Oh. I remember that creep. It was a hell of a rotten way to lose my virginity, but I was lying to him, too. This is just too weird. Sensory dep in SERE training back with the Sisters was never like this. But I guess I didn't have nearly as many personal ghosts then. But I don't have ghosts now. I sleep like a baby—don't I?
Florida. Swimming with dolphins. Mom's with me. She's proud of me. And the water's cool, and the sun hot. Silly Herm—why is Doc Vita P standing on the beach? And what's he holding? There's something really odd about this dream. Something's not right.

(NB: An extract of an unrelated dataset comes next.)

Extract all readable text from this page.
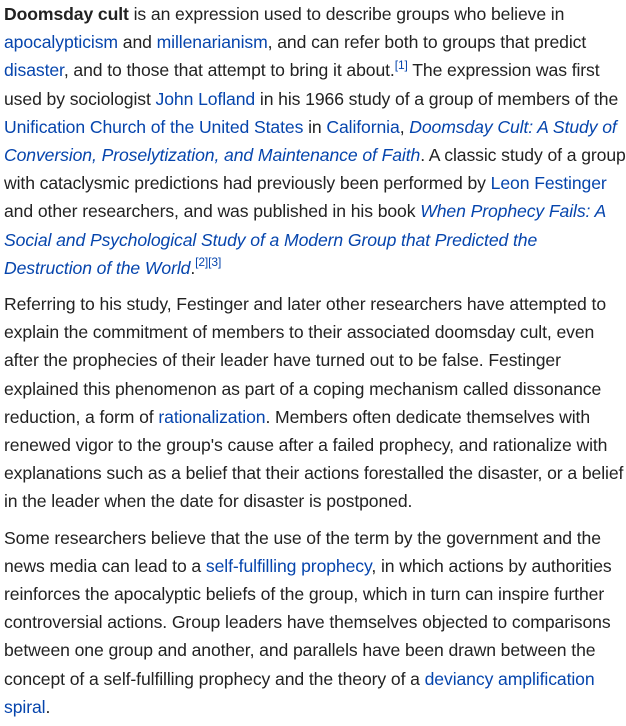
Doomsday cult is an expression used to describe groups who believe in apocalypticism and millenarianism, and can refer both to groups that predict disaster, and to those that attempt to bring it about.[1] The expression was first used by sociologist John Lofland in his 1966 study of a group of members of the Unification Church of the United States in California, Doomsday Cult: A Study of Conversion, Proselytization, and Maintenance of Faith. A classic study of a group with cataclysmic predictions had previously been performed by Leon Festinger and other researchers, and was published in his book When Prophecy Fails: A Social and Psychological Study of a Modern Group that Predicted the Destruction of the World.[2][3]

Referring to his study, Festinger and later other researchers have attempted to explain the commitment of members to their associated doomsday cult, even after the prophecies of their leader have turned out to be false. Festinger explained this phenomenon as part of a coping mechanism called dissonance reduction, a form of rationalization. Members often dedicate themselves with renewed vigor to the group's cause after a failed prophecy, and rationalize with explanations such as a belief that their actions forestalled the disaster, or a belief in the leader when the date for disaster is postponed.

Some researchers believe that the use of the term by the government and the news media can lead to a self-fulfilling prophecy, in which actions by authorities reinforces the apocalyptic beliefs of the group, which in turn can inspire further controversial actions. Group leaders have themselves objected to comparisons between one group and another, and parallels have been drawn between the concept of a self-fulfilling prophecy and the theory of a deviancy amplification spiral.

Okay, hold it. I'm not even asleep. My broken bits ache and I'm on a gurney in zero-g, this is the Fleet Strike prison dammit. Even if the bastards they have working me over are Fleet, the place and the regular people are Fleet Strike. Hell of an irony, that. What'd I figure last time? About three in the morning? Surely it's got to be four or so by now. Lub-dub, lub-dub, lub-dub . . . How the hell long has it been since I've been to confession, anyway? Can't even remember why I quit going. It's not like Father O'Reilly wouldn't gladly hear it, and with no risks to security. You know, it's morbid as hell, but if I ever get out of here, that's something I need to do. Maybe something I could do with my copious free time at the moment is make a list. Uh, maybe not. Bad for morale. Better to do that after they get me out, if they do. Sister Mary Francis always said God understands. Back to my anchor. Even if I can't dance on the floor, I can dance in my head. Here we go. . . . Waitasecond . . . this one's loose—oh, it wasn't before probably, but with the break and the blood being slippery—probably pass out for a bit—one good yank.